Тем временем момент молчания миновал. А другой не наступил. Потому что когда мы прибыли на вокзал и поезд уже ждал на путях, Успенский захотел сразу в него влезть. Никаких особенных прощаний, никаких больше речей, он такого не любил. Слова прощания уже были сказаны в гостинице, и этого хватит, он говорил быстро и попросил, чтобы мы не стояли на перроне, а тут же исчезли. Увидимся опять, если мир позволит.
Первый визит Успенского запомнился мне именно в фотографиях. Фотографиях, которые все еще возвращаются из-под каких-то наслоений и начинают двигаться и говорить, возвращая молодого Эдуарда и еще более молодого меня. Ибо тогда мы были молодыми, и было нам, наверное, меньше сорока. Какое в этом возрасте тогда было ощущение всемогущества, были желания, стремление к новизне, попытки! Один лишь облик и личность Успенского подтолкнули меня опять штудировать русский с новой силой. Я даже некоторое время походил на курсы при культурном центре Советского Союза, но главным образом продолжал изучение самостоятельно. И это не все: теперь я старался в каждой своей поездке в Россию связаться с Успенским. Начавшееся в «Ваакуне» обращение на ты уже стало естественным. Чувство дружбы было истинным: меня радостно встретили, когда в следующем 1978 году я снова был в Москве. Так я оказался в мастерской в одной из московских высоток. А где же еще я мог оказаться?
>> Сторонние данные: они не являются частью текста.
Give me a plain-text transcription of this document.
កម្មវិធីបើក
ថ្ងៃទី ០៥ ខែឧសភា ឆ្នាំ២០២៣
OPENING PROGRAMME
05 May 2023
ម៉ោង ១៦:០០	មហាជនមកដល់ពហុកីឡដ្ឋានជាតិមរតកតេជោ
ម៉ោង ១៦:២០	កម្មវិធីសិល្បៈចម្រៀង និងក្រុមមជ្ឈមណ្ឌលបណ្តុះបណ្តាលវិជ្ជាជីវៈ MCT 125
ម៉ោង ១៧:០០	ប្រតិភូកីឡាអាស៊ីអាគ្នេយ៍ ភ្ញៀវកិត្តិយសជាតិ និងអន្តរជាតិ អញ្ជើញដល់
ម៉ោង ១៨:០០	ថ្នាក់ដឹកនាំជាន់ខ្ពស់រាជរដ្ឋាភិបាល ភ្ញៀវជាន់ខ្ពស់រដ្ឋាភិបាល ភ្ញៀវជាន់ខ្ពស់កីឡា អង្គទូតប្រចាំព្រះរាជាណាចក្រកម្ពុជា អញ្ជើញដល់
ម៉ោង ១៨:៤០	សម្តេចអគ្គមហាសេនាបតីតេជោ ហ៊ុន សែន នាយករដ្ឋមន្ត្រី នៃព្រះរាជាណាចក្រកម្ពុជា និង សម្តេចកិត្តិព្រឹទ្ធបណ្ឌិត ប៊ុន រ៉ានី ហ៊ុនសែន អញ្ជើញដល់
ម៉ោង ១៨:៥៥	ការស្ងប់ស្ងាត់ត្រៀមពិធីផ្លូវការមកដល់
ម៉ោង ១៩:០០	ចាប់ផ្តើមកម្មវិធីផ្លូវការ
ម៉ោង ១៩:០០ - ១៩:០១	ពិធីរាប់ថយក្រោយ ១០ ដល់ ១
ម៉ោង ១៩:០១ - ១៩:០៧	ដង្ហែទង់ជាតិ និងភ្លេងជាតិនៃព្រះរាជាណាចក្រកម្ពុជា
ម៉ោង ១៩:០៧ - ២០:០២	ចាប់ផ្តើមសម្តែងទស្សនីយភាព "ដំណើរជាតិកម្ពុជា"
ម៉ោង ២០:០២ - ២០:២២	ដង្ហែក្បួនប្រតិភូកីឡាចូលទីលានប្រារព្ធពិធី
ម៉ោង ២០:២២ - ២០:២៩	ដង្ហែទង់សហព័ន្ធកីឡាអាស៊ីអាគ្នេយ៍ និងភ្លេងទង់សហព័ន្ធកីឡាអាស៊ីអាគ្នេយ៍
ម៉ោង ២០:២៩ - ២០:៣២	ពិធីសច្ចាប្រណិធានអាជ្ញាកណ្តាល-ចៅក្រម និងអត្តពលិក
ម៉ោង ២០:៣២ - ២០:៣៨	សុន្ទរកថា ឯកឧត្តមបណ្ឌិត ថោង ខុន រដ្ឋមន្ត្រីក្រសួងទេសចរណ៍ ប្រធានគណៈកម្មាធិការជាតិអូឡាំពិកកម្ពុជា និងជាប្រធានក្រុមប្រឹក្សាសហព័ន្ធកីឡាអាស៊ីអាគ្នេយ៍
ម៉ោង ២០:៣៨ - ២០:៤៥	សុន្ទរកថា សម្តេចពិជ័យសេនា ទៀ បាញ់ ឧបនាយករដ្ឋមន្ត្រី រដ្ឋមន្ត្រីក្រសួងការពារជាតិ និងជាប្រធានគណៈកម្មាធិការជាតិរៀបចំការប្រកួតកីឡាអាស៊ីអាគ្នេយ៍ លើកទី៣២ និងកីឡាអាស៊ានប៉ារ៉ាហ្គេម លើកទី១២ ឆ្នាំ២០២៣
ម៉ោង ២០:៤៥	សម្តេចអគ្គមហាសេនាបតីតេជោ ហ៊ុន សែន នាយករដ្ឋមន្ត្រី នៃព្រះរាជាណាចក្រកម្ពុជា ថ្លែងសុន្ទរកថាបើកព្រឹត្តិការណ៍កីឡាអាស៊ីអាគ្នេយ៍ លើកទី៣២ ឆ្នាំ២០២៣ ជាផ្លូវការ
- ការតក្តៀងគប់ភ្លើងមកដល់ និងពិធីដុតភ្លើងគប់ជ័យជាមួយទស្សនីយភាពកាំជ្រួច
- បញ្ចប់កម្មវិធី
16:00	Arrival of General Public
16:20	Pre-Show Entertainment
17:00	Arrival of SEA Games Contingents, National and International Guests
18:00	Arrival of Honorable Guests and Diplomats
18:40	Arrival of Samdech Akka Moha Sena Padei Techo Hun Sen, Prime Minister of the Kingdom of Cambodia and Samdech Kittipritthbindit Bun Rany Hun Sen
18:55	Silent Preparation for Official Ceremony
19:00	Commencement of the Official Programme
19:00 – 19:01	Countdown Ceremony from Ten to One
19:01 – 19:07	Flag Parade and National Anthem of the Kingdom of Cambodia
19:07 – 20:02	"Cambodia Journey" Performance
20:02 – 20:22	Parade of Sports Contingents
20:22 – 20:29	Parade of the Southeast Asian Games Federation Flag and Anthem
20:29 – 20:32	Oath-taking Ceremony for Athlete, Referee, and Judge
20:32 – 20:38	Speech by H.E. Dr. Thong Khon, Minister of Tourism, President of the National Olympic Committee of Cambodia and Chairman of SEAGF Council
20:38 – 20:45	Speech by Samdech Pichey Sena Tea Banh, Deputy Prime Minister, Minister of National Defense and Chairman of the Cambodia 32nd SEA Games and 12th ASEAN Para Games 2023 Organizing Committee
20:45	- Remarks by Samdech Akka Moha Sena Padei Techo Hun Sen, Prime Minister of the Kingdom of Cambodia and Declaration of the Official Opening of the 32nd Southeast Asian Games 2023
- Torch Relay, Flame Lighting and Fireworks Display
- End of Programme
Успенский был для меня все больше Эдуардом. Этикет требовал отчества и требует до сих пор: Эдуард Николаевич — Ээту сын Николая. Так в России к нему обращались даже лучшие друзья. «Тыканье» было и по-прежнему остается редким. Иногда, правда, некоторые называли его ласково и фамильярно просто Эдиком. «Эдик, слушай.» И эта форма обращения к нему постепенно вошла у меня в обычай, как и финское уменьшительно-ласкательное имя Ээту, которое понравилось и самому Успенскому. Он, пожалуй, не знает, что это имя связано кое-какими корнями даже с Рюмю-Ээту, но лишь отдаленно (Рюмю-Ээту — «Ээту-Гром» или «Ээту-Разгул» — персонаж комиксов 1930–70-х гг. художника Эркки Тантту — дюжий сильный мужчина, совершающий почти сверхчеловеческие деяния и на поле брани, и на мирном поприще, не выпуская трубку изо рта. Ему покоряются и природные стихии). А если он и был «человеком-разгулом», так с тех пор прошло время, это уже прошлогодний снег. Все, что мы пережили и испытали, только крепче связывало нас друг с другом.
5
С годами мы начали узнавать друг о друге все больше. Я понял многие вещи, в том числе и то, что его жене Римме не нравилась нынешняя жизнь Эдуарда; не нравилось, что тот писал книги и общался с разными богемными компаниями. На такое отношение Риммы могло повлиять и то, что Эдуард не был писателем покорным, ладящим с истеблишментом. Статуса не имел — разве только в глазах других, подобных ему. Честный труд означал труд инженера; писательское ремесло связывало ее мужа лишь с хулиганами и пьяницами. Возможно, и я был из их числа? Меня Римма, казалось, все-таки одобряет, наверное, потому, что в городе я бывал лишь несколько раз в году. Поэтому мы могли с Эдуардом тусоваться вместе и общаться также и семьями.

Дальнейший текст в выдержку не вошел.